Mi marido cruzó el umbral tropezando, doblado bajo el peso de un cubo lleno de pescado. El fresco de julio se me colaba en los huesos, pero lo que vi en el banco me hizo olvidarlo todo.
«¿Qué es eso?», preguntó Mijaíl, dejando el cubo y acercándose.
En un viejo banco, cerca de la valla, descansaba una cesta de mimbre. Dentro, un pequeño bulto estaba cubierto con una tela gastada. Un niño de unos dos años. Sus inmensos ojos marrones me miraban fijamente, sin miedo ni curiosidad.
«Dios mío», exclamó Mijaíl. «¿De dónde ha salido?».

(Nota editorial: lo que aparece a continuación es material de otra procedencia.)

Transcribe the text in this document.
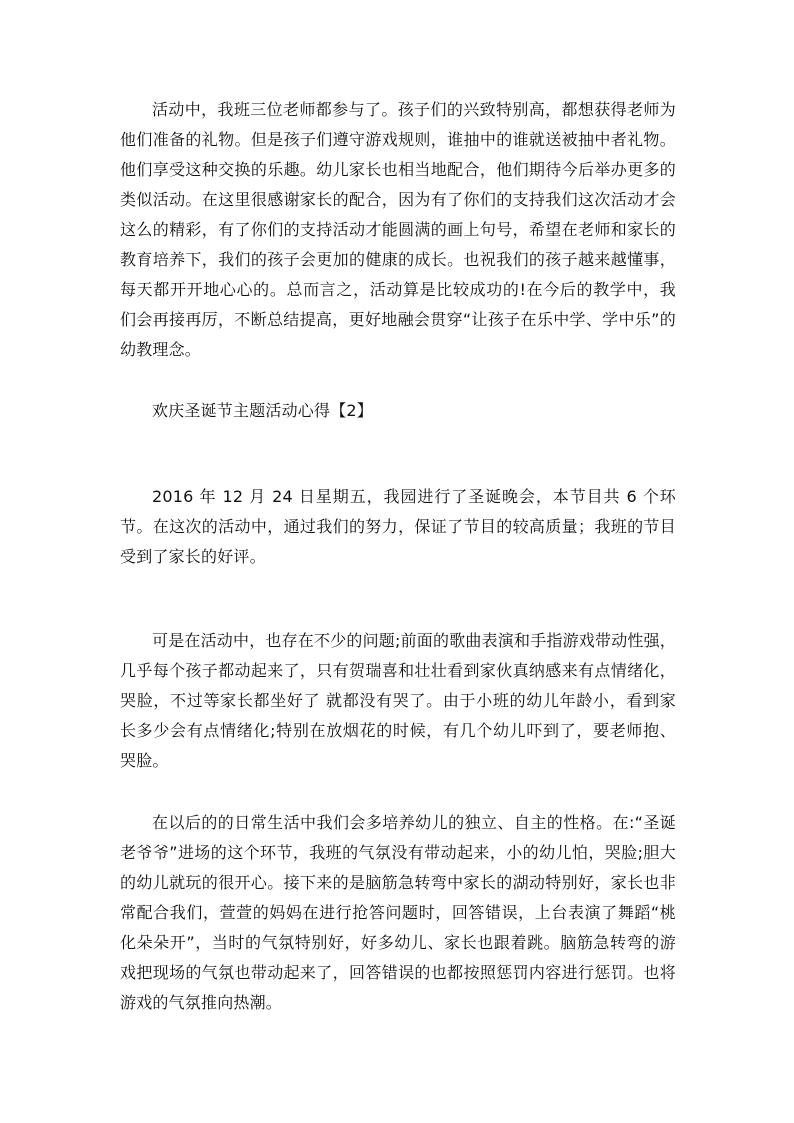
活动中，我班三位老师都参与了。孩子们的兴致特别高，都想获得老师为他们准备的礼物。但是孩子们遵守游戏规则，谁抽中的谁就送被抽中者礼物。他们享受这种交换的乐趣。幼儿家长也相当地配合，他们期待今后举办更多的类似活动。在这里很感谢家长的配合，因为有了你们的支持我们这次活动才会这么的精彩，有了你们的支持活动才能圆满的画上句号，希望在老师和家长的教育培养下，我们的孩子会更加的健康的成长。也祝我们的孩子越来越懂事，每天都开开地心心的。总而言之，活动算是比较成功的!在今后的教学中，我们会再接再厉，不断总结提高，更好地融会贯穿“让孩子在乐中学、学中乐”的幼教理念。

欢庆圣诞节主题活动心得【2】

2016 年 12 月 24 日星期五，我园进行了圣诞晚会，本节目共 6 个环节。在这次的活动中，通过我们的努力，保证了节目的较高质量；我班的节目受到了家长的好评。

可是在活动中，也存在不少的问题;前面的歌曲表演和手指游戏带动性强，几乎每个孩子都动起来了，只有贺瑞喜和壮壮看到家伙真纳感来有点情绪化，哭脸，不过等家长都坐好了 就都没有哭了。由于小班的幼儿年龄小，看到家长多少会有点情绪化;特别在放烟花的时候，有几个幼儿吓到了，要老师抱、哭脸。

在以后的的日常生活中我们会多培养幼儿的独立、自主的性格。在:“圣诞老爷爷”进场的这个环节，我班的气氛没有带动起来，小的幼儿怕，哭脸;胆大的幼儿就玩的很开心。接下来的是脑筋急转弯中家长的湖动特别好，家长也非常配合我们，萱萱的妈妈在进行抢答问题时，回答错误，上台表演了舞蹈“桃化朵朵开”，当时的气氛特别好，好多幼儿、家长也跟着跳。脑筋急转弯的游戏把现场的气氛也带动起来了，回答错误的也都按照惩罚内容进行惩罚。也将游戏的气氛推向热潮。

Pasé suavemente mi dedo por su pelo negro. El pequeño no se inmutó, no lloró; solo parpadeó.
En su diminuto puño, apretaba un trozo de papel. Abrí delicadamente sus dedos y leí la nota: «Ayúdenle, por favor. No puedo. Perdónenme».
«Hay que llamar a la policía», Mijaíl frunció el ceño, rascándose la cabeza. «Y avisar al consejo del pueblo».
Pero yo ya estaba cogiendo al niño en brazos, apretándolo contra mí. Olía a polvo del camino y a pelo mal lavado. Su pelele estaba gastado, pero limpio.
«Anna», dijo Misha con inquietud, «no podemos simplemente quedárnoslo».